July 6, 2017
I am fortunate to get to do what I love every day. I get to work with great people – coworkers, clients, contractors, and product reps. I get to organize space relying on the basics: soil, space, and plants to provide form, intrigue, and introspection. While working on a project, I’m often reminded of Rich Haag’s words of wisdom he shared with my landscape architecture class while touring Gas Works Park, “the biggest secret about landscape architecture is that all you have to do is move dirt from one place to another, it’s that simple.” Looking at Gas Works Park, simple does come to mind, because of course, what else would be there? However, simple is the last word to describe the thinking, planning, remediation, regulatory compliance, design iterations, and slew of public meetings that led to Gas Works Park becoming the Seattle icon we know today. That’s one of the reasons why I love my job: it looks simple when it’s done, but a lot goes into the work behind the scenes, and it’s different with every project. And the plants! I get to talk all day long about plants without anyone rolling their eyes. Even Brian Baker enjoys the site teams near constant Latin banter!
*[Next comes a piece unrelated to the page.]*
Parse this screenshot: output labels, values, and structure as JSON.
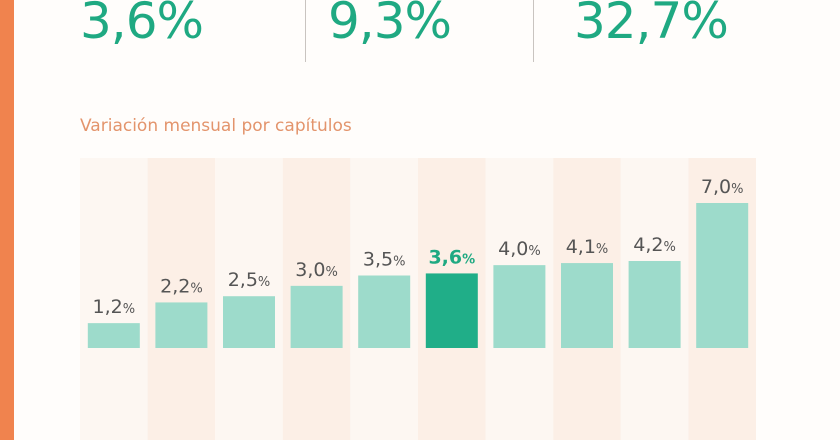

Perhaps I love my job so much because I took the longer road to find it. I followed my love of understanding how plants and animals live and interact with their environment and graduated with an ecology degree, from Western Washington University.
A few years later, I was working at Forterra (back when it was still called Cascade Land Conservancy), but now working on conservation of habitat for wildlife and for people. I loved this line of work, and eventually made the switch to urban stewardship to focus on making cities more livable, and reducing pressure on the natural landscapes that make our region so incredible. I worked with several Puget Sound cities to create community forestry restoration programs in Kirkland, Tacoma, and Redmond.
About this time, I discovered landscape architecture through one of the community groups, the Great Cities Initiative, who were also working to revitalize Seattle, but with more of a focus on design for people. Actively shaping city spaces – streets, parks, plazas, waterfronts, and oh so much more, so that people would want to (if not love to) live in cities sounded right up my alley. I jumped in headfirst to the University of Washington’s Landscape Architecture program where, from the first day of classes, I knew I had found the right career. I found an inspiring mentor in my professor, Nancy Rottle, and worked with her in the Green Futures Lab writing grants and generally spreading the gospel of sustainable design.
As a licensed Landscape Architect, I’ve worked on a range of project types such as private residences, multi-family housing, parks, civic spaces and campuses, and I have loved every one of them. I got to work for Rich Haag on several private residences in Seattle and the San Juan islands, learning about client care, plants, and the art of storytelling along the way. At Mithun and then GGLO, I worked on larger commercial, civic and campus projects and discovered my preference for working in an integrated design office – the process and final design are simply better, and I enjoy being part of the decision-making process. That’s one of the many reasons I joined Board & Vellum.
Don’t worry! I do get out of the office, and am always in search for an adventure such as a trip abroad, a bike tour, or learning to make our own wine. My husband and I lead an annual Wine Country tour where we take friends on a leisurely bike tour through different Pacific Northwest wine regions. We’re all looking forward to the 10th year when we go to Umbria.
Otherwise, time in the mountains is always a good time in my mind.Bottom line of all this text: landscape architecture is really fun, and I can’t wait to work on your project!